The young plantings around the perimeter of Malcolm X Park join dozens of older trees that shade the 6-acre site and create a tall burst of green amid the neighborhood’s tightly packed rowhouses, churches, and small businesses.
On a walk around the park earlier this week, Cojulun pointed out the improvements he has helped shepherd over the decades. With funds and assistance from the Pennsylvania Horticultural Society, Councilwoman Jannie Blackwell, Children’s Hospital of Philadelphia, Citizens Bank, and the Parks and Recreation Department, Friends of Malcolm X Park was able to clear dead trees and plant new ones, reroute walking paths, build a playground and tot lot, and put in new benches and the lighted pavilion. Restrooms are in a small building painted with a mural of Malcolm X and Betty Shabazz.
Previously called Black Oak Park, it was popular and well-used in the 1960s, but by the 1990s drug dealers and prostitutes moved in and families no longer felt comfortable there, Cojulun said. The park’s name changed in 1993, neighbors set up the Friends group, renovations began, and the park was rededicated in 2000.

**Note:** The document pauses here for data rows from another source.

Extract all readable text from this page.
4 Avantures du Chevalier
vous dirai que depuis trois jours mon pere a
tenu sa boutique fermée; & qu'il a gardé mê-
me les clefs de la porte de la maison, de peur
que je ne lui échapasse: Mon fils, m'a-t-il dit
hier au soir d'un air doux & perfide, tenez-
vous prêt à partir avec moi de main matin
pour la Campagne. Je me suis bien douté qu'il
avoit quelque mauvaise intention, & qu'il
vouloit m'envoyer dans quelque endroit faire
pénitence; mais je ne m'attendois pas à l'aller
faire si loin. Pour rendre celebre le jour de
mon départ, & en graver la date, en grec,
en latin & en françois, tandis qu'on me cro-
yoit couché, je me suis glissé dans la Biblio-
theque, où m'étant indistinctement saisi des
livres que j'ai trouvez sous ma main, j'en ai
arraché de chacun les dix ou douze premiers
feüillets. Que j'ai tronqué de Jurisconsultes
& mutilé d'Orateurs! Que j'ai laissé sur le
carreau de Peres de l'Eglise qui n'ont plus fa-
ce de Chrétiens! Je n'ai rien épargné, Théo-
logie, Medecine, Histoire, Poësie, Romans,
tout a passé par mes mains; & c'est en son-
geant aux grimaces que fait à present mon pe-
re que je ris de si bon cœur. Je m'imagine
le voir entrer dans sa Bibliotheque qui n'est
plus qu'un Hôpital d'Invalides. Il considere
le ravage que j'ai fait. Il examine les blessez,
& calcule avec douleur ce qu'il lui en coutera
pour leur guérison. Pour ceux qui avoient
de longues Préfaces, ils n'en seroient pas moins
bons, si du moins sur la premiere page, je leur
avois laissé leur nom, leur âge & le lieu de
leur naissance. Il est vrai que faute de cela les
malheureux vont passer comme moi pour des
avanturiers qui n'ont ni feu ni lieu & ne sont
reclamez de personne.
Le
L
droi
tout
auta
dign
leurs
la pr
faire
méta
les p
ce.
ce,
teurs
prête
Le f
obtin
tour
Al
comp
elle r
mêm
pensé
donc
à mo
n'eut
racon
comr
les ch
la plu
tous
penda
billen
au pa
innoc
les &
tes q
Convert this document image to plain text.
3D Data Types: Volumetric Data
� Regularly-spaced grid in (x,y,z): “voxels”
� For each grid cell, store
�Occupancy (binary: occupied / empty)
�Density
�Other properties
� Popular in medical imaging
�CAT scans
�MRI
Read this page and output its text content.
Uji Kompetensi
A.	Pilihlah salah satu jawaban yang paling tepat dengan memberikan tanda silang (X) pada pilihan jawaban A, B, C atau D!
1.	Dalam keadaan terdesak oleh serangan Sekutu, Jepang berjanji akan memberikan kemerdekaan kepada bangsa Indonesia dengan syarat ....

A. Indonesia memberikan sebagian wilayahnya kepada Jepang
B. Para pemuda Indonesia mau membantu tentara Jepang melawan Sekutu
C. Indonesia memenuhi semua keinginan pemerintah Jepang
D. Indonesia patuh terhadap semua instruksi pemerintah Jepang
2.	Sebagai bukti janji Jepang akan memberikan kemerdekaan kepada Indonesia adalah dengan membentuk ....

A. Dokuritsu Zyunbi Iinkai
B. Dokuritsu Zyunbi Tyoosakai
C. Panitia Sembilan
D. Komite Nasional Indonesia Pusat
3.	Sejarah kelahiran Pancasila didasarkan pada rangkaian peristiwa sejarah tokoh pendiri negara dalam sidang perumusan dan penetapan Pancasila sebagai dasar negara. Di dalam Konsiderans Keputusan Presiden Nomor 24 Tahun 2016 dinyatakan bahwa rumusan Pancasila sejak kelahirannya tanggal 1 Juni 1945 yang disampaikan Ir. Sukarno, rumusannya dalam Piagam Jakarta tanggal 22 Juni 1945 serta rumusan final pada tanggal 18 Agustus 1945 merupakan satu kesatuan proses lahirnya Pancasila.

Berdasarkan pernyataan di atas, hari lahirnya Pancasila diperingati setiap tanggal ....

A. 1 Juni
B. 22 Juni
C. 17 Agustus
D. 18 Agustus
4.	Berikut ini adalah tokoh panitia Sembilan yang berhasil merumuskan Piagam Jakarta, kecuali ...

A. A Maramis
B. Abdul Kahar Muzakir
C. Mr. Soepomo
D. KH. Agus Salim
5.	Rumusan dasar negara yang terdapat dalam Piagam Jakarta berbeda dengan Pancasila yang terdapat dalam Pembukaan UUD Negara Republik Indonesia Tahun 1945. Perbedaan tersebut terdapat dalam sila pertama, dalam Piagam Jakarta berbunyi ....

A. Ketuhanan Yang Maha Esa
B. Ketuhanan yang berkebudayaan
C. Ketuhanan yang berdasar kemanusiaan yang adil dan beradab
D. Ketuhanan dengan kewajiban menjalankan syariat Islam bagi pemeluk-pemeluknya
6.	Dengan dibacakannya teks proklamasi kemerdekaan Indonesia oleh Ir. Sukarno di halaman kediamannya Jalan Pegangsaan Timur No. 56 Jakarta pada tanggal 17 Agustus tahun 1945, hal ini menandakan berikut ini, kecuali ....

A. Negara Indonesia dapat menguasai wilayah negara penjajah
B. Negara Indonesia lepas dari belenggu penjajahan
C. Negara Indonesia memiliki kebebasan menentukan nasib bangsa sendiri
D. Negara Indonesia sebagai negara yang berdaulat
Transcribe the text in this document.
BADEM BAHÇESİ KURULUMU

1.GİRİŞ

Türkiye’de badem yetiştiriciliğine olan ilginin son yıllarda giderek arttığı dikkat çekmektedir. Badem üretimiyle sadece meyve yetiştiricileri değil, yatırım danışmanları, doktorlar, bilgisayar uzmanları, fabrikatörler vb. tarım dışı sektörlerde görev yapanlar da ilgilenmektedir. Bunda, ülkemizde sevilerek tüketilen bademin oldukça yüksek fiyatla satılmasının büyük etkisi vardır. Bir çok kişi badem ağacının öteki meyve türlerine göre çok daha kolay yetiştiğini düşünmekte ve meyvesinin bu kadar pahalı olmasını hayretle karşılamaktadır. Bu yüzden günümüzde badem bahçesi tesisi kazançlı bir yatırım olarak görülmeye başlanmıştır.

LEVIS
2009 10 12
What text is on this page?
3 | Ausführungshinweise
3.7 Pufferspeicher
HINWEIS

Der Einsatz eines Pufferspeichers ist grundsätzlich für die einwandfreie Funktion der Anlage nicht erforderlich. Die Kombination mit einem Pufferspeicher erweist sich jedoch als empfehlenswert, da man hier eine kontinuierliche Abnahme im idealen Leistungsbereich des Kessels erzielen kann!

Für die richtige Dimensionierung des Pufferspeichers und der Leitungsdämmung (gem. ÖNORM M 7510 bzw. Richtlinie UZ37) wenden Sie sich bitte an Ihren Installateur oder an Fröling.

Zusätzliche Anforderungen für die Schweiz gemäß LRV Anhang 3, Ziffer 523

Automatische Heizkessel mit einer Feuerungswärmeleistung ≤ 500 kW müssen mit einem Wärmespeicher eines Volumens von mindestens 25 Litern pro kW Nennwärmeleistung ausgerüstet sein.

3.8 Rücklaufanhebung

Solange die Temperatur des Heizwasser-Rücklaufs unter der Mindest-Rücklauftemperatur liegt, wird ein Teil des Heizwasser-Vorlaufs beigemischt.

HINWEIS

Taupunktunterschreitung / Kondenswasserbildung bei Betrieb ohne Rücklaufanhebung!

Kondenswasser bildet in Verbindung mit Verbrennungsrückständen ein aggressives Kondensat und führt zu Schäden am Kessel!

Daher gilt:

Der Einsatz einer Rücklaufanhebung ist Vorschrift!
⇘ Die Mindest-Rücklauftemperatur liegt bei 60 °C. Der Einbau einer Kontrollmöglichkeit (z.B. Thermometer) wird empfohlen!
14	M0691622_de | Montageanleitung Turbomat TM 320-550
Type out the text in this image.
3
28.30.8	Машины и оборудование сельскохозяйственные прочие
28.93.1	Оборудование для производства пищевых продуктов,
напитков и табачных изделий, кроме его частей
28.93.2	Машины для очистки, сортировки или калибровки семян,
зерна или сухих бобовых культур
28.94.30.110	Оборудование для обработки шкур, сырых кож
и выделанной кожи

Now, the park bustles with noisy crowds of children from several day-care programs in the morning and hosts a wide variety of other activities, he said — weddings, birthday parties, church services, Thursday night jazz shows, dance performances, movie screenings, the occasional gubernatorial campaign event, and much more. As Cojulun walked across the park, a father and son bicycled in circles around the pavilion, and several benches were full of people hanging out.
“It just grew and grew and grew. It’s probably one of the most sought-after parks in the city of Philadelphia,” he said. “We try to help the children out. That’s our goal, to make sure they have a place to play, safe and sound.”